如何按嵌套类型的数组大小过滤? [英] How to filter by the size of an array in nested type?

查看:104
本文介绍了如何按嵌套类型的数组大小过滤?的处理方法,对大家解决问题具有一定的参考价值,需要的朋友们下面随着小编来一起学习吧!

问题描述

假设我具有以下类型:

{
    "2019-11-04": {
        "mappings": {
            "_doc": {
                "properties": {
                    "labels": {
                        "type": "nested",
                        "properties": {
                            "confidence": {
                                "type": "float"
                            },
                            "created_at": {
                                "type": "date",
                                "format": "strict_date_optional_time||date_time||epoch_millis"
                            },
                            "label": {
                                "type": "keyword"
                            },
                            "updated_at": {
                                "type": "date",
                                "format": "strict_date_optional_time||date_time||epoch_millis"
                            },
                            "value": {
                                "type": "keyword",
                                "fields": {
                                    "numeric": {
                                        "type": "float",
                                        "ignore_malformed": true
                                    }
                                }
                            }
                        }
                    },
                    "params": {
                        "type": "object"
                    },
                    "type": {
                        "type": "keyword"
                    }
                }
            }
        }
    }
}

我想按labels数组的大小/长度进行过滤.我已经尝试了以下方法(官方文档建议):

And I want to filter by the size/length of the labels array. I've tried the following (as the official docs suggest):

{
    "query": {
        "bool": {
            "filter": {
                "script": {
                    "script": {
                        "source": "doc['labels'].size > 10"
                    }
                }
            }
        }
    }
}

但我不断得到:

{
  "error": {
    "root_cause": [
      {
        "type": "script_exception",
        "reason": "runtime error",
        "script_stack": [
          "org.elasticsearch.search.lookup.LeafDocLookup.get(LeafDocLookup.java:81)",
          "org.elasticsearch.search.lookup.LeafDocLookup.get(LeafDocLookup.java:39)",
          "doc['labels'].size > 10",
          "    ^---- HERE"
        ],
        "script": "doc['labels'].size > 10",
        "lang": "painless"
      }
    ],
    "type": "search_phase_execution_exception",
    "reason": "all shards failed",
    "phase": "query",
    "grouped": true,
    "failed_shards": [
      {
        "shard": 0,
        "index": "2019-11-04",
        "node": "kk5MNRPoR4SYeQpLk2By3A",
        "reason": {
          "type": "script_exception",
          "reason": "runtime error",
          "script_stack": [
            "org.elasticsearch.search.lookup.LeafDocLookup.get(LeafDocLookup.java:81)",
            "org.elasticsearch.search.lookup.LeafDocLookup.get(LeafDocLookup.java:39)",
            "doc['labels'].size > 10",
            "    ^---- HERE"
          ],
          "script": "doc['labels'].size > 10",
          "lang": "painless",
          "caused_by": {
            "type": "illegal_argument_exception",
            "reason": "No field found for [labels] in mapping with types []"
          }
        }
      }
    ]
  },
  "status": 500
}

推荐答案

恐怕是不可能的,因为字段labels不是ES保存的字段,也不是albiet在其上创建反向索引的字段.

I'm afraid that is not something possible, because the field labels is not a field that ES saves or albiet creates an inverted index on.

Doc doc['fieldname']仅适用于创建反向索引的字段,Elasticsearch的Query DSL也仅适用于创建反向索引的字段,不幸的是,nested type不是有效的字段,反向索引是创建.

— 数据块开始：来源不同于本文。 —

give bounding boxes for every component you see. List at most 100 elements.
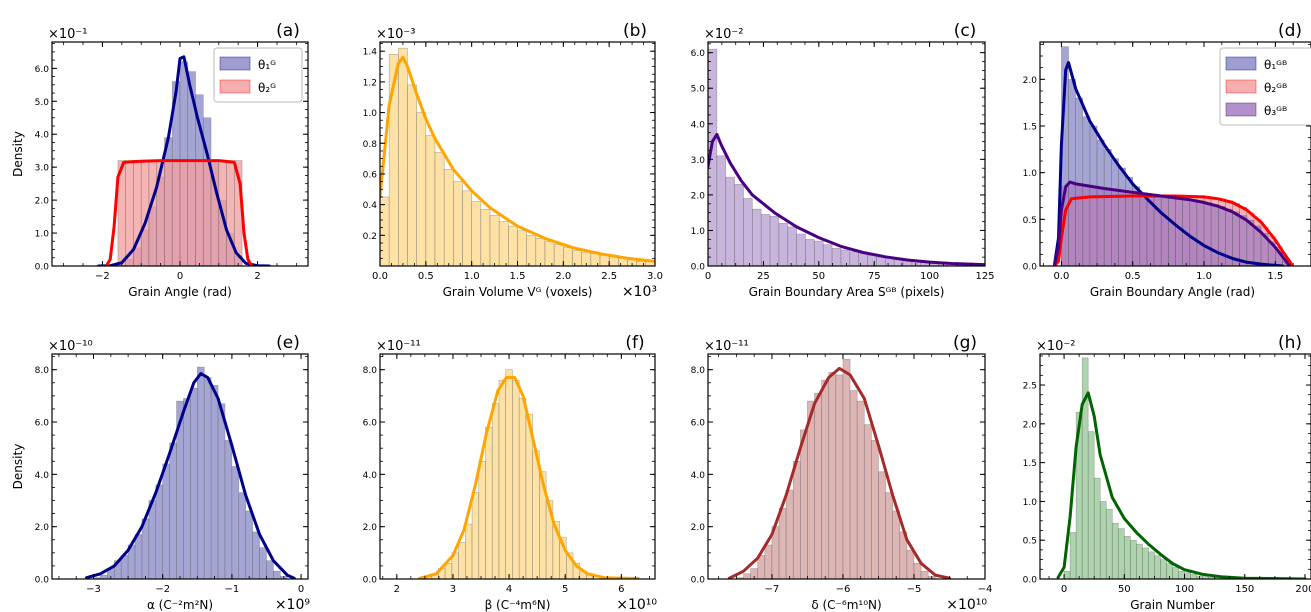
y-tick-label: 1.0	[1023, 498, 1038, 508]
legend: θ₁ᴳᴮ θ₂ᴳᴮ θ₃ᴳᴮ	[1219, 47, 1311, 126]
histogram-bar	[491, 403, 500, 579]
y-tick-label: 4.0	[35, 471, 50, 481]
panel-b: 0.0 0.5 1.0 1.5 2.0 2.5 3.0 0.2 0.4 0.6 0.8 1.0 1.2 1…	[363, 21, 663, 300]
histogram-bar	[224, 440, 233, 579]
histogram-bar	[1148, 551, 1155, 579]
density-curve	[417, 376, 640, 579]
histogram-bar	[1096, 187, 1105, 266]
plot-frame	[1039, 41, 1311, 267]
ticks	[379, 42, 656, 267]
y-tick-label: 5.0	[691, 85, 706, 95]
histogram-bar	[764, 544, 773, 579]
density-curve	[1056, 391, 1307, 579]
x-tick-label: 2.0	[555, 271, 571, 282]
histogram-bar	[906, 549, 915, 579]
x-tick-label: 1.0	[1196, 271, 1212, 282]
histogram-bar	[828, 372, 837, 579]
histogram-bar	[778, 508, 787, 579]
plot-area	[380, 47, 655, 266]
x-tick-label: 0.5	[1125, 271, 1141, 282]
histogram-bar	[821, 379, 830, 579]
legend-swatch	[1225, 79, 1257, 94]
histogram-bar	[407, 84, 417, 266]
histogram-bar	[1184, 572, 1191, 579]
legend-swatch	[219, 56, 251, 71]
histogram-bar	[518, 398, 527, 579]
histogram-bar	[849, 390, 858, 579]
histogram-bar	[1125, 191, 1134, 266]
histogram-bar	[1063, 570, 1071, 579]
histogram-bar	[1142, 547, 1149, 579]
x-tick-label: 0.0	[372, 271, 388, 282]
y-tick-label: 1.0	[35, 230, 50, 240]
x-axis-label: Grain Volume Vᴳ (voxels)	[443, 285, 593, 299]
histogram-bar	[725, 176, 735, 266]
y-tick-label: 6.0	[35, 65, 50, 75]
series-1	[736, 358, 936, 579]
y-tick-label: 0.0	[691, 263, 706, 273]
x-tick-label: 50	[1118, 584, 1131, 595]
y-tick-label: 0.0	[691, 576, 706, 586]
y-axis-label: Density	[11, 444, 25, 490]
histogram-bar	[202, 160, 212, 266]
ticks	[52, 354, 308, 580]
histogram-bar	[141, 518, 150, 579]
x-tick-label: −5	[907, 584, 922, 595]
histogram-bar	[535, 238, 546, 266]
x-tick-label: 1.5	[1267, 271, 1283, 282]
y-tick-label: 0.0	[1023, 576, 1038, 586]
histogram-bar	[444, 563, 453, 579]
histogram-bar	[398, 47, 408, 266]
y-tick-label: 2.0	[363, 523, 378, 533]
x-tick-label: 2	[254, 271, 260, 282]
x-tick-label: −2	[155, 584, 170, 595]
histogram-bar	[471, 201, 482, 266]
histogram-bar	[1130, 539, 1137, 579]
histogram-bar	[388, 53, 399, 266]
histogram-bar	[532, 450, 540, 579]
x-tick-label: 5	[562, 584, 568, 595]
x-tick-label: 2.5	[601, 271, 617, 282]
histogram-bar	[273, 570, 281, 579]
legend-label: θ₁ᴳᴮ	[1264, 58, 1287, 72]
y-multiplier: ×10⁻¹⁰	[48, 339, 93, 354]
histogram-bar	[1196, 200, 1205, 266]
histogram-bar	[458, 542, 466, 579]
histogram-bar	[750, 568, 759, 579]
panel-g: −7 −6 −5 −4 0.0 2.0 4.0 6.0 8.0 δ (C⁻⁶m¹⁰N) ×10⁻¹¹…	[691, 333, 993, 612]
panel-label: (e)	[276, 333, 300, 353]
histogram-bar	[1168, 196, 1176, 266]
panel-label: (g)	[953, 333, 977, 353]
density-curve	[104, 159, 254, 266]
y-tick-label: 2.0	[691, 523, 706, 533]
histogram-bar	[1178, 570, 1185, 579]
x-tick-label: 0.0	[1053, 271, 1069, 282]
density-curve	[727, 366, 951, 579]
histogram-bar	[1139, 192, 1148, 266]
histogram-bar	[743, 573, 751, 579]
histogram-bar	[876, 256, 886, 266]
y-tick-label: 0.8	[363, 140, 378, 150]
histogram-bar	[1081, 357, 1089, 579]
x-tick-label: −3	[86, 584, 101, 595]
histogram-bar	[743, 198, 753, 266]
x-multiplier: ×10¹⁰	[946, 597, 987, 612]
x-tick-label: 0	[1061, 584, 1067, 595]
histogram-bar	[1217, 205, 1226, 266]
x-tick-label: −2	[95, 271, 110, 282]
histogram-bar	[1093, 477, 1101, 579]
histogram-bar	[465, 523, 473, 579]
y-tick-label: 1.0	[1023, 169, 1038, 179]
x-tick-label: 0	[177, 271, 183, 282]
x-tick-label: 25	[757, 271, 770, 282]
x-tick-label: −1	[225, 584, 240, 595]
histogram-bar	[769, 215, 780, 266]
histogram-bar	[512, 379, 520, 579]
x-tick-label: 3.0	[647, 271, 663, 282]
y-tick-label: 2.5	[1023, 382, 1037, 392]
histogram-bar	[231, 466, 240, 579]
histogram-bar	[505, 369, 513, 579]
histogram-bar	[155, 484, 164, 579]
plot-area	[1056, 357, 1307, 579]
histogram-bar	[517, 230, 527, 266]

Doc doc['fieldname'] is only applicable on the fields on which inverted index is created and Elasticsearch's Query DSL too only works on fields on which inverted index gets created and unfortunately nested type is not a valid field on which inverted index is created.

话虽如此,我有以下两种方式.

Having said so, I have the below two ways of doing this.

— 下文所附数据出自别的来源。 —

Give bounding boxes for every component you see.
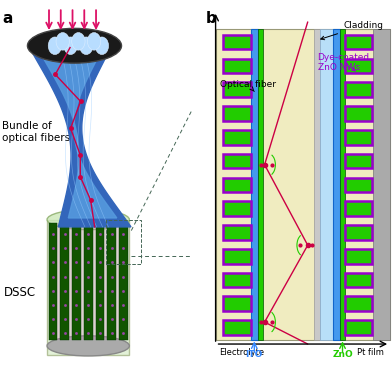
Bar <box>223 273 251 287</box>
Bar <box>216 29 390 340</box>
Bar <box>340 29 345 340</box>
Bar <box>251 29 258 340</box>
Bar <box>373 29 390 340</box>
Text: DSSC: DSSC <box>4 286 36 299</box>
Bar <box>223 154 251 168</box>
Bar <box>57 223 60 340</box>
Bar <box>116 223 119 340</box>
Text: b: b <box>206 11 217 26</box>
Bar <box>72 223 81 340</box>
Bar <box>223 35 251 49</box>
Bar <box>107 223 116 340</box>
Bar <box>223 201 251 216</box>
Bar <box>223 106 251 121</box>
Bar <box>345 296 372 311</box>
Text: Electrolyte: Electrolyte <box>220 348 265 357</box>
Bar <box>60 223 69 340</box>
Bar <box>104 223 107 340</box>
Text: Cladding: Cladding <box>321 21 383 40</box>
Bar <box>69 223 72 340</box>
Text: Dye-coated
ZnO NWs: Dye-coated ZnO NWs <box>318 52 370 72</box>
Polygon shape <box>29 48 131 227</box>
Bar <box>345 154 372 168</box>
Bar <box>345 106 372 121</box>
Bar <box>223 59 251 73</box>
Bar <box>223 320 251 335</box>
Bar <box>223 178 251 192</box>
Bar <box>345 201 372 216</box>
Ellipse shape <box>72 33 85 50</box>
Bar <box>81 223 84 340</box>
Bar <box>345 59 372 73</box>
Text: Pt film: Pt film <box>357 348 384 357</box>
Bar <box>345 178 372 192</box>
Ellipse shape <box>47 336 129 356</box>
Bar <box>345 225 372 240</box>
Ellipse shape <box>48 37 62 55</box>
Bar <box>47 220 129 355</box>
Text: Bundle of
optical fibers: Bundle of optical fibers <box>2 121 70 143</box>
Bar <box>345 320 372 335</box>
Text: a: a <box>2 11 12 26</box>
Bar <box>84 223 93 340</box>
Ellipse shape <box>87 33 101 50</box>
Bar <box>345 130 372 145</box>
Text: ZnO: ZnO <box>332 350 353 359</box>
Text: Optical fiber: Optical fiber <box>220 80 276 92</box>
Ellipse shape <box>64 37 77 55</box>
Bar <box>223 249 251 264</box>
Ellipse shape <box>27 29 122 63</box>
Bar <box>223 82 251 97</box>
Bar <box>345 35 372 49</box>
Bar <box>258 29 263 340</box>
Ellipse shape <box>47 209 129 230</box>
Bar <box>119 223 128 340</box>
Bar <box>321 29 333 340</box>
Bar <box>106 220 141 264</box>
Bar <box>223 296 251 311</box>
Bar <box>345 273 372 287</box>
Bar <box>345 249 372 264</box>
Ellipse shape <box>80 37 93 55</box>
Bar <box>49 223 57 340</box>
Bar <box>333 29 340 340</box>
Ellipse shape <box>95 37 109 55</box>
Polygon shape <box>42 56 117 218</box>
Bar <box>345 82 372 97</box>
Bar <box>223 130 251 145</box>
Bar <box>93 223 96 340</box>
Bar <box>223 225 251 240</box>
Ellipse shape <box>56 33 69 50</box>
Bar <box>314 29 321 340</box>
Text: ITO: ITO <box>246 350 263 359</box>
Bar <box>96 223 104 340</box>
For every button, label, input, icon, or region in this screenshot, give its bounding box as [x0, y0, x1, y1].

为简单起见,我创建了示例映射,文档和两个可能对您有帮助的解决方案.

For the sake of simplicity, I've created sample mapping, documents and two possible solutions which may help you.

PUT my_sample_index
{
  "mappings": {
    "properties": {
      "myfield": {
        "type": "nested",
        "properties": {
          "label": {
            "type": "keyword"
          }
        }
      }
    }
  }
}

样本文档:

// single field inside 'myfield'
POST my_sample_index/_doc/1
{
  "myfield": {                              
    "label": ["New York", "LA", "Austin"]   
  }
}


// two fields inside 'myfield' 
POST my_sample_index/_doc/2
{                                          
  "myfield": {                             
    "label": ["London", "Leicester", "Newcastle", "Liverpool"],
    "country": "England"
  }
}

解决方案1:使用脚本字段(在应用程序级别进行管理)

我有一个变通办法来获取所需的东西,虽然不完全正确,但可以帮助您在服务层或应用程序上进行过滤.

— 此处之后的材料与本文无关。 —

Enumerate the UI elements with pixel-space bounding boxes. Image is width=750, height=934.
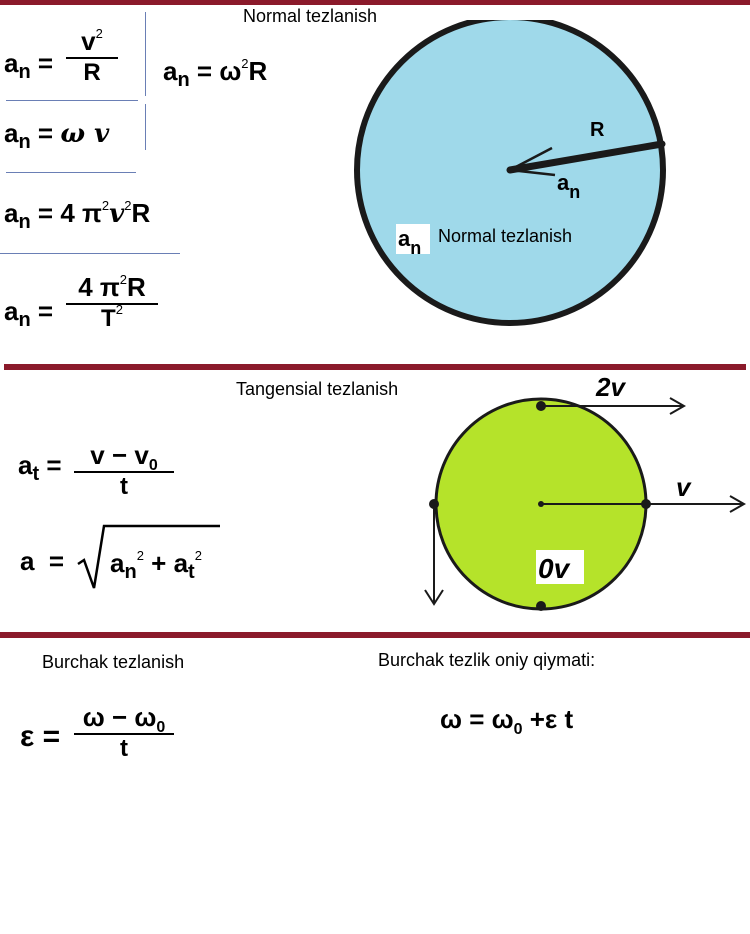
tangential-section-title: Tangensial tezlanish — [236, 379, 399, 399]
separator-line — [0, 253, 180, 254]
bottom-velocity-label: 0v — [538, 553, 571, 584]
legend-text: Normal tezlanish — [438, 226, 572, 246]
angular-section-title: Burchak tezlanish — [42, 652, 185, 672]
tangential-formula-2-lhs: a = — [20, 546, 65, 576]
top-divider — [0, 0, 750, 5]
top-velocity-arrowhead — [669, 397, 687, 415]
left-velocity-arrowhead — [424, 589, 444, 606]
normal-formula-5-lhs: an = — [4, 296, 54, 331]
top-velocity-label: 2v — [595, 372, 626, 402]
normal-formula-3: an = ω v — [4, 118, 110, 153]
center-dot — [538, 501, 544, 507]
tangential-formula-2-radicand: an2 + at2 — [110, 548, 202, 583]
accel-label: an — [557, 170, 580, 202]
tangential-formula-1-fraction: v − v0 t — [74, 440, 174, 501]
normal-section-title: Normal tezlanish — [243, 6, 378, 26]
angular-formula-lhs: ε = — [20, 720, 61, 753]
separator-line — [145, 12, 146, 96]
normal-acceleration-diagram: R an an Normal tezlanish — [354, 20, 666, 326]
middle-divider — [4, 364, 746, 370]
right-velocity-arrowhead — [729, 495, 747, 513]
normal-formula-4: an = 4 π2v2R — [4, 198, 151, 233]
separator-line — [6, 100, 138, 101]
normal-formula-5-fraction: 4 π2R T2 — [66, 272, 158, 333]
accel-arrow-head-top — [509, 146, 553, 172]
angular-formula-fraction: ω − ω0 t — [74, 702, 174, 763]
tangential-formula-1-lhs: at = — [18, 450, 62, 485]
radius-label: R — [590, 119, 605, 141]
tangential-diagram: 2v v 0v — [424, 372, 747, 611]
bottom-point — [536, 601, 546, 611]
instant-section-title: Burchak tezlik oniy qiymati: — [378, 650, 596, 670]
lower-divider — [0, 632, 750, 638]
legend-symbol-bg — [396, 224, 430, 254]
separator-line — [6, 172, 136, 173]
separator-line — [145, 104, 146, 150]
radius-line — [506, 140, 666, 174]
normal-formula-1-lhs: an = — [4, 48, 54, 83]
bottom-velocity-label-bg — [536, 550, 584, 584]
instant-formula: ω = ω0 +ε t — [440, 704, 574, 738]
right-velocity-label: v — [676, 472, 692, 502]
normal-formula-1-fraction: v2 R — [66, 26, 118, 87]
normal-formula-2: an = ω2R — [163, 56, 268, 91]
legend-symbol: an — [398, 226, 421, 258]
accel-arrow-head-bottom — [509, 168, 556, 177]
square-root-sign — [77, 524, 220, 589]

Solution 1: Using Script Fields (Managing at Application Level)

I have a workaround to get what you want, well not exactly but would help you filter out on your service layer or application.

POST my_sample_index/_search
{
  "_source": "*", 
  "query": {
    "bool": {
      "must": [
        {
          "match_all": {}
        }
      ]
    }
  },
  "script_fields": {
    "label_size": {
        "script": {
            "lang": "painless",
            "source": "params['_source']['labels'].size() > 1"
        }
    }
  }
}

您会注意到,作为响应,将使用truefalse值创建一个单独的字段label_size.

You would notice that in response a separate field label_size gets created with true or false value.

示例响应如下:

{
  "took" : 5,
  "timed_out" : false,
  "_shards" : {
    "total" : 1,
    "successful" : 1,
    "skipped" : 0,
    "failed" : 0
  },
  "hits" : {
    "total" : {
      "value" : 2,
      "relation" : "eq"
    },
    "max_score" : 1.0,
    "hits" : [
      {
        "_index" : "my_sample_index",
        "_type" : "_doc",
        "_id" : "1",
        "_score" : 1.0,
        "_source" : {
          "myfield" : {
            "label" : [
              "New York",
              "LA",
              "Austin"
            ]
          }
        },
        "fields" : {
          "label_size" : [              <---- Scripted Field
            false
          ]
        }
      },
      {
        "_index" : "my_sample_index",
        "_type" : "_doc",
        "_id" : "2",
        "_score" : 1.0,
        "_source" : {
          "myfield" : {
            "country" : "England",
            "label" : [
              "London",
              "Leicester",
              "Newcastle",
              "Liverpool"
            ]
          }
        },
        "fields" : {                  <---- Scripted Field
          "label_size" : [
            true                      <---- True because it has two fields 'labels' and 'country'
          ]
        }
      }
    ]
  }
}

请注意,只有第二个文档才有意义,因为它具有两个字段,即countrylabels.但是,如果您只想将label_sizetrue一起使用,则必须在应用程序层进行管理.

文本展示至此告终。